In this study, we directly assessed the involvement of Pdk2 and Pdk4 in the pathogenesis of diabetes. As Pdks regulate glucose homeostasis at least in two ways — inhibiting glycolysis and promoting gluconeogenesis, deletion of Pdk genes is expected to improve hyperglycemia and glucose tolerance. Indeed, both Pdk2 and Pdk4 ablations can improve glucose tolerance in the IrsLDKO mice, but only the Pdk4 gene inactivation lowers both fasting and non-fasting glucose levels whereas the Pdk2 gene deletion only decreases fasting blood glucose. This is quite intriguing because both Pdk2 and Pdk4 genes are ubiquitously expressed in most tissues and Pdk2 has been shown to be more potent for the inhibition of the PDC activity [3], [4], [17]. However, Pdk2 has also been shown to be more sensitive than other Pdks in response to allosteric regulators like pyruvate, NADH, and acetyl-CoA [24], [25]. Under non-diabetic conditions, Pdk2 deficiency causes a modest decrease in fed glucose levels whereas Pdk4 deficiency results in lower fasting glucose levels in mice as compared to the wild-type controls [17]. The differential effects can also be attributable to their respective modulation of the PDC activity since Pdk2 deficiency leads to increased PDC activity only in a fed state and Pdk4 deficiency affects the PDC activity in both fed and fasting states [17]. It seems that Pdk2 mainly regulates glucose utilization whereas Pdk4 may be involved in both hepatic gluconeogenesis and systemic glucose metabolism. In diabetic IrsLDKO mice that have severe hepatic insulin resistance, although glucose disposal may be decreased, the unsuppressed hepatic glucose production may be the major cause of hyperglycemia [26]. Under this condition, inactivation of the Pdk4 gene produces a better effect than that by the Pdk2 gene deletion largely because of a stronger role of Pdk4 in hepatic gluconeogenesis. This interpretation is supported by our data of the better glucose tolerance in the IrsLDKO:Pdk4 mice and the better insulin-stimulated glucose metabolism in the IrsLDKO:Pdk2 mice.

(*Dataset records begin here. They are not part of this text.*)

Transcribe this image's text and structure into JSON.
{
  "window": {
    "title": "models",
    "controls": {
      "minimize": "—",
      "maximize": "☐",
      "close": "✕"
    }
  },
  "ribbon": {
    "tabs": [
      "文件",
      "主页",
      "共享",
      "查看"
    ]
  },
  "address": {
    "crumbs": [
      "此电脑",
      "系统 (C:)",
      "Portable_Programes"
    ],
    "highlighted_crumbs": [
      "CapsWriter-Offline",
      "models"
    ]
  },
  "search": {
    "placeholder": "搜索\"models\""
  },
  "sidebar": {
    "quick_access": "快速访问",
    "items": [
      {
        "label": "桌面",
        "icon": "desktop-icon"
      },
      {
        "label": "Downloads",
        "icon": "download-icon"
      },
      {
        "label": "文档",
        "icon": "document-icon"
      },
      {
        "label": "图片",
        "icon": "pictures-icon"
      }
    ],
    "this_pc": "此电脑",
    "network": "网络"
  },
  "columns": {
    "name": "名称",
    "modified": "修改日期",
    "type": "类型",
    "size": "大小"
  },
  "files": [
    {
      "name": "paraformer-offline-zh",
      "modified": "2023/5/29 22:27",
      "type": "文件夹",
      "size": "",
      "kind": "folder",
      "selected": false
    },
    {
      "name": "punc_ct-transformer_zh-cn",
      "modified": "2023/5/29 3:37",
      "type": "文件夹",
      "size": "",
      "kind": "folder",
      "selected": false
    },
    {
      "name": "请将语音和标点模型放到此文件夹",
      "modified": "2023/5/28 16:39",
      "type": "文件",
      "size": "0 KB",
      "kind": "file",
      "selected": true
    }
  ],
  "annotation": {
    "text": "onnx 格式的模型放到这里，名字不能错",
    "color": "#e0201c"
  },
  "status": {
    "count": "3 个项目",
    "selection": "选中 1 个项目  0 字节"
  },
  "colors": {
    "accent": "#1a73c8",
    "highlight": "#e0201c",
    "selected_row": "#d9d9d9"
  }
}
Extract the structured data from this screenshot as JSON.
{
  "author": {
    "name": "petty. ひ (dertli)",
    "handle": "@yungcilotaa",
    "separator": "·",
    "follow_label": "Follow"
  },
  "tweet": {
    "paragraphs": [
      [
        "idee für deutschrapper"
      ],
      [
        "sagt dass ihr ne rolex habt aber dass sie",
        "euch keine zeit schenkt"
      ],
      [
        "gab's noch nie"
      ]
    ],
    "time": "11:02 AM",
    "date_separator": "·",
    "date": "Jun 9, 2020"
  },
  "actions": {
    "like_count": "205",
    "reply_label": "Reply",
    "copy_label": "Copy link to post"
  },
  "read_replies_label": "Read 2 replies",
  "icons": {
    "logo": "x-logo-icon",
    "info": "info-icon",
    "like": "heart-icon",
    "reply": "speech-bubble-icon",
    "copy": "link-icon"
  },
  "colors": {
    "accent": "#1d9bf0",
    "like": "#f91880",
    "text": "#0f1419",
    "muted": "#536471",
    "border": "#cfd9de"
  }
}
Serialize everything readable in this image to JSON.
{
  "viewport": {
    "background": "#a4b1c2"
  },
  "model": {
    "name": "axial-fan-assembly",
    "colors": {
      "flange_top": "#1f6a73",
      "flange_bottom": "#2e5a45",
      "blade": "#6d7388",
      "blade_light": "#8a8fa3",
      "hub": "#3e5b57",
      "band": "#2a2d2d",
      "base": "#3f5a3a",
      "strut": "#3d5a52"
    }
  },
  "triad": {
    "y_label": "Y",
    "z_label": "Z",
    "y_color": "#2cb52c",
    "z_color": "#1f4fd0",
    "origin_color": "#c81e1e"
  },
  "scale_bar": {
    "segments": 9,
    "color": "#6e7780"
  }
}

Although IrsLDKO mice are only deficient in hepatic Irs1 and Irs2, they manifest systemic insulin resistance as well [20], [21], which is indicated by decreased phosphorylation of Akt and Erk in the skeletal muscle (Figure 5B). In addition to the liver, the role of Pdks in other tissues including skeletal muscle and fat may be also critical for glucose homeostasis. This interpretation is consistent with our liver-specific knockdown of the Pdk4 gene since the Pdk4 knockdown only results in moderate changes in glucose tolerance in the IrsLDKO mice. But we should caution not to over-interpret the data due to the less ideal knockdown efficiency for the Pdk4 gene.

The importance of Pdk4 in metabolism is evidenced by its dynamic gene expression in response to numerous factors, including insulin, glucocorticoid, fatty acids, bile acids, thyroid hormone, angiotensin II, retinoic acids, prolactin, growth hormone, adiponectin, epinephrine, thiazolidinediones, fibrates, statins, metformin, and others [7], [8], [13], [14], [22], [27]–[40]. Moreover, Pdk4 gene expression is often induced in the liver and skeletal muscle under insulin resistance and diabetes conditions [6]–[15]. From this and other gene knockout studies [17], [18], [41], [42], it seems likely that a selective inhibition of the Pdk4 activity may be useful to normalize glucose metabolism and improve insulin resistance.

In summary, hepatic Pdk4 gene expression is highly induced in diabetes. Inactivation of the Pdk4 gene can improve hyperglycemia, glucose tolerance, and insulin resistance in diabetic mice. Overall, our data suggest that Pdk4 may be a useful therapeutic target for type 2 diabetes.